Order a Multicolumn Real Matrix into a Quad Tree

DESCRIPTION:

The quad.tree function performs a recursive partitioning of a numeric matrix, returning row and column index vectors and a list of medians which may be used to sort the matrix. The quad tree object is subsequently used in a nearest neighbor search of the matrix (see find.neighbor ).

USAGE:

quad.tree(x, bucket.size=1) 

REQUIRED ARGUMENTS:

x
the numeric matrix from which the quad tree is constructed.

OPTIONAL ARGUMENTS:

bucket.size
the maximum size for any leaf on the quad tree. This parameter affects the computational time for neighbor search algorithms. The larger the bucket size, the larger the number of observations which need to be examined when performing a search for nearest neighbors on the quad tree. On the other hand, larger bucket sizes may mean that fewer leaves need to be considered. A bucket size of, say, five seems acceptable in many circumstances, though our default of 1 provides a safe value.

VALUE:

an object of class "quad.tree" containing the following components:
data
the matrix x.
nrow
the number of rows in data.
ncol
the number of columns in data.
bucket.size
the bucket size used in the quad tree search.
row.index
the row ordering of the quad tree.
col.index
the columns used to partition the data into a quad tree.
medians
the medians used in partitioning the data into a quad tree.

DETAILS:

A quad tree is a partitioning of the rows in a matrix which can subsequently be used to efficiently find the rows in the matrix closest (using a variety of metrics) to any given point.
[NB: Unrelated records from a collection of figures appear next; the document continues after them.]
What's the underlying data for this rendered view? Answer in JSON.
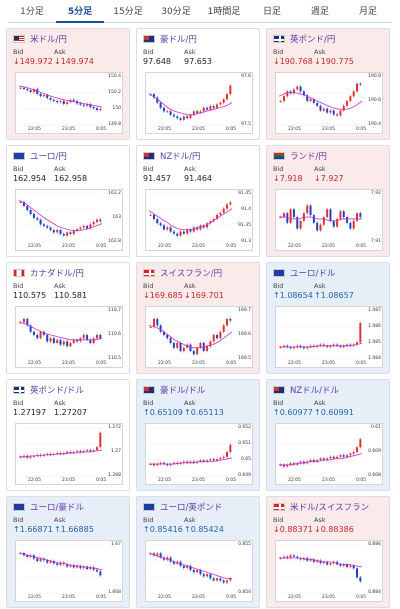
{
  "tabs": [
    {
      "label": "1分足",
      "active": false
    },
    {
      "label": "5分足",
      "active": true
    },
    {
      "label": "15分足",
      "active": false
    },
    {
      "label": "30分足",
      "active": false
    },
    {
      "label": "1時間足",
      "active": false
    },
    {
      "label": "日足",
      "active": false
    },
    {
      "label": "週足",
      "active": false
    },
    {
      "label": "月足",
      "active": false
    }
  ],
  "labels": {
    "bid": "Bid",
    "ask": "Ask"
  },
  "colors": {
    "down": "#c4262e",
    "up": "#1e64b4",
    "ma": "#cc33cc",
    "bull": "#e03030",
    "bear": "#2040c0"
  },
  "x_ticks": [
    "22:05",
    "23:05",
    "0:05"
  ],
  "pairs": [
    {
      "name": "米ドル/円",
      "flag": "us-flag",
      "trend": "down",
      "bid": "149.972",
      "ask": "149.974",
      "bid_arrow": "↓",
      "ask_arrow": "↓",
      "y_ticks": [
        "150.4",
        "150.2",
        "150",
        "149.8"
      ],
      "chart_data": {
        "type": "candlestick",
        "x": [
          "22:05",
          "23:05",
          "0:05"
        ],
        "ylim": [
          149.7,
          150.5
        ],
        "closes": [
          150.32,
          150.3,
          150.28,
          150.25,
          150.3,
          150.22,
          150.18,
          150.2,
          150.15,
          150.12,
          150.1,
          150.08,
          150.1,
          150.05,
          150.08,
          150.12,
          150.1,
          150.06,
          150.04,
          150.02,
          150.05,
          150.0,
          149.98,
          149.95,
          149.97
        ],
        "ma": [
          150.35,
          150.33,
          150.3,
          150.26,
          150.22,
          150.18,
          150.15,
          150.12,
          150.1,
          150.08,
          150.06,
          150.04,
          150.02,
          150.0
        ]
      }
    },
    {
      "name": "豪ドル/円",
      "flag": "au-flag",
      "trend": "neutral",
      "bid": "97.648",
      "ask": "97.653",
      "bid_arrow": "",
      "ask_arrow": "",
      "y_ticks": [
        "97.6",
        "97.5"
      ],
      "chart_data": {
        "type": "candlestick",
        "x": [
          "22:05",
          "23:05",
          "0:05"
        ],
        "ylim": [
          97.42,
          97.7
        ],
        "closes": [
          97.6,
          97.58,
          97.55,
          97.52,
          97.5,
          97.5,
          97.48,
          97.47,
          97.46,
          97.45,
          97.47,
          97.46,
          97.48,
          97.5,
          97.49,
          97.5,
          97.52,
          97.51,
          97.53,
          97.52,
          97.54,
          97.55,
          97.57,
          97.6,
          97.65
        ],
        "ma": [
          97.6,
          97.58,
          97.55,
          97.52,
          97.5,
          97.49,
          97.48,
          97.48,
          97.49,
          97.5,
          97.51,
          97.52,
          97.53,
          97.55
        ]
      }
    },
    {
      "name": "英ポンド/円",
      "flag": "uk-flag",
      "trend": "down",
      "bid": "190.768",
      "ask": "190.775",
      "bid_arrow": "↓",
      "ask_arrow": "↓",
      "y_ticks": [
        "190.8",
        "190.6",
        "190.4"
      ],
      "chart_data": {
        "type": "candlestick",
        "x": [
          "22:05",
          "23:05",
          "0:05"
        ],
        "ylim": [
          190.35,
          190.85
        ],
        "closes": [
          190.6,
          190.65,
          190.7,
          190.68,
          190.72,
          190.75,
          190.7,
          190.66,
          190.6,
          190.62,
          190.58,
          190.55,
          190.5,
          190.52,
          190.48,
          190.5,
          190.46,
          190.45,
          190.5,
          190.55,
          190.6,
          190.65,
          190.7,
          190.78,
          190.77
        ],
        "ma": [
          190.65,
          190.68,
          190.69,
          190.68,
          190.66,
          190.63,
          190.6,
          190.57,
          190.54,
          190.52,
          190.51,
          190.52,
          190.55,
          190.6
        ]
      }
    },
    {
      "name": "ユーロ/円",
      "flag": "eu-flag",
      "trend": "neutral",
      "bid": "162.954",
      "ask": "162.958",
      "bid_arrow": "",
      "ask_arrow": "",
      "y_ticks": [
        "163.2",
        "163",
        "162.8"
      ],
      "chart_data": {
        "type": "candlestick",
        "x": [
          "22:05",
          "23:05",
          "0:05"
        ],
        "ylim": [
          162.7,
          163.3
        ],
        "closes": [
          163.2,
          163.15,
          163.1,
          163.05,
          163.0,
          162.98,
          162.92,
          162.9,
          162.88,
          162.85,
          162.82,
          162.85,
          162.8,
          162.78,
          162.82,
          162.8,
          162.84,
          162.86,
          162.88,
          162.9,
          162.87,
          162.92,
          162.95,
          162.98,
          162.96
        ],
        "ma": [
          163.22,
          163.18,
          163.12,
          163.06,
          163.0,
          162.95,
          162.9,
          162.87,
          162.85,
          162.84,
          162.85,
          162.87,
          162.9,
          162.93
        ]
      }
    },
    {
      "name": "NZドル/円",
      "flag": "nz-flag",
      "trend": "neutral",
      "bid": "91.457",
      "ask": "91.464",
      "bid_arrow": "",
      "ask_arrow": "",
      "y_ticks": [
        "91.45",
        "91.4",
        "91.35",
        "91.3"
      ],
      "chart_data": {
        "type": "candlestick",
        "x": [
          "22:05",
          "23:05",
          "0:05"
        ],
        "ylim": [
          91.27,
          91.5
        ],
        "closes": [
          91.4,
          91.38,
          91.36,
          91.35,
          91.33,
          91.34,
          91.32,
          91.31,
          91.3,
          91.32,
          91.31,
          91.33,
          91.32,
          91.34,
          91.33,
          91.35,
          91.34,
          91.36,
          91.37,
          91.38,
          91.4,
          91.41,
          91.43,
          91.45,
          91.46
        ],
        "ma": [
          91.42,
          91.4,
          91.38,
          91.36,
          91.34,
          91.33,
          91.33,
          91.33,
          91.34,
          91.35,
          91.37,
          91.39,
          91.41,
          91.43
        ]
      }
    },
    {
      "name": "ランド/円",
      "flag": "za-flag",
      "trend": "down",
      "bid": "7.918",
      "ask": "7.927",
      "bid_arrow": "↓",
      "ask_arrow": "↓",
      "y_ticks": [
        "7.92",
        "7.91"
      ],
      "chart_data": {
        "type": "candlestick",
        "x": [
          "22:05",
          "23:05",
          "0:05"
        ],
        "ylim": [
          7.905,
          7.93
        ],
        "closes": [
          7.918,
          7.92,
          7.915,
          7.922,
          7.918,
          7.912,
          7.916,
          7.92,
          7.924,
          7.919,
          7.915,
          7.911,
          7.914,
          7.918,
          7.922,
          7.916,
          7.913,
          7.917,
          7.921,
          7.918,
          7.915,
          7.912,
          7.916,
          7.92,
          7.918
        ],
        "ma": [
          7.918,
          7.918,
          7.917,
          7.917,
          7.918,
          7.918,
          7.917,
          7.917,
          7.916,
          7.916,
          7.917,
          7.917,
          7.917,
          7.917
        ]
      }
    },
    {
      "name": "カナダドル/円",
      "flag": "ca-flag",
      "trend": "neutral",
      "bid": "110.575",
      "ask": "110.581",
      "bid_arrow": "",
      "ask_arrow": "",
      "y_ticks": [
        "110.7",
        "110.6",
        "110.5"
      ],
      "chart_data": {
        "type": "candlestick",
        "x": [
          "22:05",
          "23:05",
          "0:05"
        ],
        "ylim": [
          110.45,
          110.75
        ],
        "closes": [
          110.68,
          110.7,
          110.66,
          110.62,
          110.6,
          110.58,
          110.62,
          110.6,
          110.56,
          110.58,
          110.55,
          110.57,
          110.54,
          110.56,
          110.53,
          110.55,
          110.57,
          110.56,
          110.58,
          110.6,
          110.57,
          110.55,
          110.58,
          110.6,
          110.58
        ],
        "ma": [
          110.68,
          110.67,
          110.65,
          110.63,
          110.61,
          110.6,
          110.59,
          110.58,
          110.57,
          110.57,
          110.57,
          110.57,
          110.57,
          110.58
        ]
      }
    },
    {
      "name": "スイスフラン/円",
      "flag": "ch-flag",
      "trend": "down",
      "bid": "169.685",
      "ask": "169.701",
      "bid_arrow": "↓",
      "ask_arrow": "↓",
      "y_ticks": [
        "169.7",
        "169.6",
        "169.5"
      ],
      "chart_data": {
        "type": "candlestick",
        "x": [
          "22:05",
          "23:05",
          "0:05"
        ],
        "ylim": [
          169.45,
          169.75
        ],
        "closes": [
          169.65,
          169.7,
          169.66,
          169.62,
          169.6,
          169.58,
          169.55,
          169.52,
          169.55,
          169.5,
          169.52,
          169.54,
          169.5,
          169.48,
          169.52,
          169.55,
          169.5,
          169.53,
          169.56,
          169.6,
          169.58,
          169.62,
          169.66,
          169.7,
          169.69
        ],
        "ma": [
          169.66,
          169.65,
          169.63,
          169.6,
          169.57,
          169.55,
          169.53,
          169.52,
          169.52,
          169.53,
          169.54,
          169.56,
          169.59,
          169.62
        ]
      }
    },
    {
      "name": "ユーロ/ドル",
      "flag": "eu-flag",
      "trend": "up",
      "bid": "1.08654",
      "ask": "1.08657",
      "bid_arrow": "↑",
      "ask_arrow": "↑",
      "y_ticks": [
        "1.087",
        "1.086",
        "1.085",
        "1.084"
      ],
      "chart_data": {
        "type": "candlestick",
        "x": [
          "22:05",
          "23:05",
          "0:05"
        ],
        "ylim": [
          1.0835,
          1.0875
        ],
        "closes": [
          1.0845,
          1.0846,
          1.0845,
          1.0844,
          1.0845,
          1.0846,
          1.0845,
          1.0844,
          1.0845,
          1.0846,
          1.0845,
          1.0846,
          1.0847,
          1.0846,
          1.0845,
          1.0846,
          1.0847,
          1.0846,
          1.0845,
          1.0846,
          1.0847,
          1.0846,
          1.0847,
          1.0849,
          1.0865
        ],
        "ma": [
          1.0845,
          1.0845,
          1.0845,
          1.0845,
          1.0845,
          1.0845,
          1.0846,
          1.0846,
          1.0846,
          1.0846,
          1.0846,
          1.0846,
          1.0847,
          1.0848
        ]
      }
    },
    {
      "name": "英ポンド/ドル",
      "flag": "uk-flag",
      "trend": "neutral",
      "bid": "1.27197",
      "ask": "1.27207",
      "bid_arrow": "",
      "ask_arrow": "",
      "y_ticks": [
        "1.272",
        "1.27",
        "1.268"
      ],
      "chart_data": {
        "type": "candlestick",
        "x": [
          "22:05",
          "23:05",
          "0:05"
        ],
        "ylim": [
          1.2675,
          1.2725
        ],
        "closes": [
          1.2695,
          1.2696,
          1.2694,
          1.2695,
          1.2696,
          1.2697,
          1.2696,
          1.2697,
          1.2698,
          1.2697,
          1.2698,
          1.2699,
          1.2698,
          1.2699,
          1.27,
          1.2699,
          1.27,
          1.2701,
          1.27,
          1.2701,
          1.2702,
          1.2701,
          1.2702,
          1.2705,
          1.272
        ],
        "ma": [
          1.2695,
          1.2695,
          1.2696,
          1.2696,
          1.2697,
          1.2697,
          1.2698,
          1.2698,
          1.2699,
          1.2699,
          1.27,
          1.27,
          1.2701,
          1.2702
        ]
      }
    },
    {
      "name": "豪ドル/ドル",
      "flag": "au-flag",
      "trend": "up",
      "bid": "0.65109",
      "ask": "0.65113",
      "bid_arrow": "↑",
      "ask_arrow": "↑",
      "y_ticks": [
        "0.652",
        "0.651",
        "0.65",
        "0.649"
      ],
      "chart_data": {
        "type": "candlestick",
        "x": [
          "22:05",
          "23:05",
          "0:05"
        ],
        "ylim": [
          0.6485,
          0.6525
        ],
        "closes": [
          0.6495,
          0.6494,
          0.6495,
          0.6496,
          0.6495,
          0.6494,
          0.6495,
          0.6496,
          0.6495,
          0.6496,
          0.6497,
          0.6496,
          0.6497,
          0.6496,
          0.6497,
          0.6498,
          0.6497,
          0.6498,
          0.6499,
          0.6498,
          0.6499,
          0.65,
          0.6501,
          0.6505,
          0.6511
        ],
        "ma": [
          0.6495,
          0.6495,
          0.6495,
          0.6495,
          0.6495,
          0.6496,
          0.6496,
          0.6496,
          0.6497,
          0.6497,
          0.6497,
          0.6498,
          0.6499,
          0.65
        ]
      }
    },
    {
      "name": "NZドル/ドル",
      "flag": "nz-flag",
      "trend": "up",
      "bid": "0.60977",
      "ask": "0.60991",
      "bid_arrow": "↑",
      "ask_arrow": "↑",
      "y_ticks": [
        "0.61",
        "0.609",
        "0.608"
      ],
      "chart_data": {
        "type": "candlestick",
        "x": [
          "22:05",
          "23:05",
          "0:05"
        ],
        "ylim": [
          0.6075,
          0.6105
        ],
        "closes": [
          0.6082,
          0.6081,
          0.6082,
          0.6083,
          0.6082,
          0.6083,
          0.6084,
          0.6083,
          0.6084,
          0.6085,
          0.6084,
          0.6085,
          0.6086,
          0.6085,
          0.6086,
          0.6087,
          0.6086,
          0.6087,
          0.6088,
          0.6087,
          0.6088,
          0.6089,
          0.609,
          0.6093,
          0.6098
        ],
        "ma": [
          0.6082,
          0.6082,
          0.6082,
          0.6083,
          0.6083,
          0.6084,
          0.6084,
          0.6085,
          0.6085,
          0.6086,
          0.6086,
          0.6087,
          0.6088,
          0.6089
        ]
      }
    },
    {
      "name": "ユーロ/豪ドル",
      "flag": "eu-flag",
      "trend": "up",
      "bid": "1.66871",
      "ask": "1.66885",
      "bid_arrow": "↑",
      "ask_arrow": "↑",
      "y_ticks": [
        "1.67",
        "1.668"
      ],
      "chart_data": {
        "type": "candlestick",
        "x": [
          "22:05",
          "23:05",
          "0:05"
        ],
        "ylim": [
          1.6665,
          1.6725
        ],
        "closes": [
          1.6715,
          1.6712,
          1.671,
          1.6712,
          1.6708,
          1.6705,
          1.6708,
          1.6706,
          1.6703,
          1.6705,
          1.6702,
          1.67,
          1.6703,
          1.6701,
          1.6698,
          1.67,
          1.6697,
          1.6699,
          1.6696,
          1.6698,
          1.6695,
          1.6697,
          1.6694,
          1.6692,
          1.6687
        ],
        "ma": [
          1.6715,
          1.6713,
          1.6711,
          1.6709,
          1.6707,
          1.6705,
          1.6703,
          1.6702,
          1.67,
          1.6699,
          1.6698,
          1.6697,
          1.6696,
          1.6694
        ]
      }
    },
    {
      "name": "ユーロ/英ポンド",
      "flag": "eu-flag",
      "trend": "up",
      "bid": "0.85416",
      "ask": "0.85424",
      "bid_arrow": "↑",
      "ask_arrow": "↑",
      "y_ticks": [
        "0.855",
        "0.854"
      ],
      "chart_data": {
        "type": "candlestick",
        "x": [
          "22:05",
          "23:05",
          "0:05"
        ],
        "ylim": [
          0.8535,
          0.8558
        ],
        "closes": [
          0.8554,
          0.8553,
          0.8554,
          0.8552,
          0.8551,
          0.8552,
          0.855,
          0.8549,
          0.855,
          0.8548,
          0.8547,
          0.8548,
          0.8546,
          0.8545,
          0.8546,
          0.8544,
          0.8543,
          0.8544,
          0.8542,
          0.8541,
          0.8542,
          0.8541,
          0.854,
          0.8541,
          0.8542
        ],
        "ma": [
          0.8554,
          0.8553,
          0.8552,
          0.8551,
          0.855,
          0.8549,
          0.8548,
          0.8547,
          0.8546,
          0.8545,
          0.8544,
          0.8543,
          0.8542,
          0.8542
        ]
      }
    },
    {
      "name": "米ドル/スイスフラン",
      "flag": "ch-flag",
      "trend": "down",
      "bid": "0.88371",
      "ask": "0.88386",
      "bid_arrow": "↓",
      "ask_arrow": "↓",
      "y_ticks": [
        "0.886",
        "0.884"
      ],
      "chart_data": {
        "type": "candlestick",
        "x": [
          "22:05",
          "23:05",
          "0:05"
        ],
        "ylim": [
          0.8828,
          0.8865
        ],
        "closes": [
          0.8855,
          0.8856,
          0.8855,
          0.8857,
          0.8856,
          0.8855,
          0.8854,
          0.8855,
          0.8853,
          0.8854,
          0.8852,
          0.8853,
          0.8851,
          0.8852,
          0.885,
          0.8851,
          0.8852,
          0.885,
          0.8849,
          0.885,
          0.8848,
          0.8849,
          0.8847,
          0.884,
          0.8837
        ],
        "ma": [
          0.8855,
          0.8855,
          0.8855,
          0.8855,
          0.8854,
          0.8854,
          0.8853,
          0.8852,
          0.8852,
          0.8851,
          0.885,
          0.885,
          0.8849,
          0.8848
        ]
      }
    }
  ]
}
Quad trees (also called k-d trees) are thought to be efficient for finding nearest neighbors when the number of columns in the matrix is less than or equal to 10.

The partitioning algorithm proceeds as follows:

1. Set lower = 1 and upper = nrow (the index of the first and last row in the matrix x). In the following, only consider the rows of x from lower to upper. 2. Compute the range of each column of x over the range of observations from lower to upper. Set icol to the column number with the maximum range. 3. Find the median for column icol, and order the rows in the data matrix x over the range lower to upper such that the median evenly splits the rows. 4. If upper - lower = bucket.size, return. 5. Go to step 2 with lower unchanged and upper set to (upper+lower)/2 (the left child of the tree). 6. Go to step 2 with lower set to (upper+lower)/2 + 1, and upper unchanged (the right child of the tree).

REFERENCES:

Friedman, J., Bentley, J. L., and Finkel, R. A. (1977). An algorithm for finding best matches in logarithmic expected time. ACM Transaction on Mathematical Software 3, 209-226.

SEE ALSO:

.

EXAMPLES:

x <- matrix(runif(500),50,10) 
quad <- quad.tree(x) 
y <- cbind(sids$easting,sids$northing) 
sids.quad <- quad.tree(y) 
sids.quad <- quad.tree(y, bucket.size=5)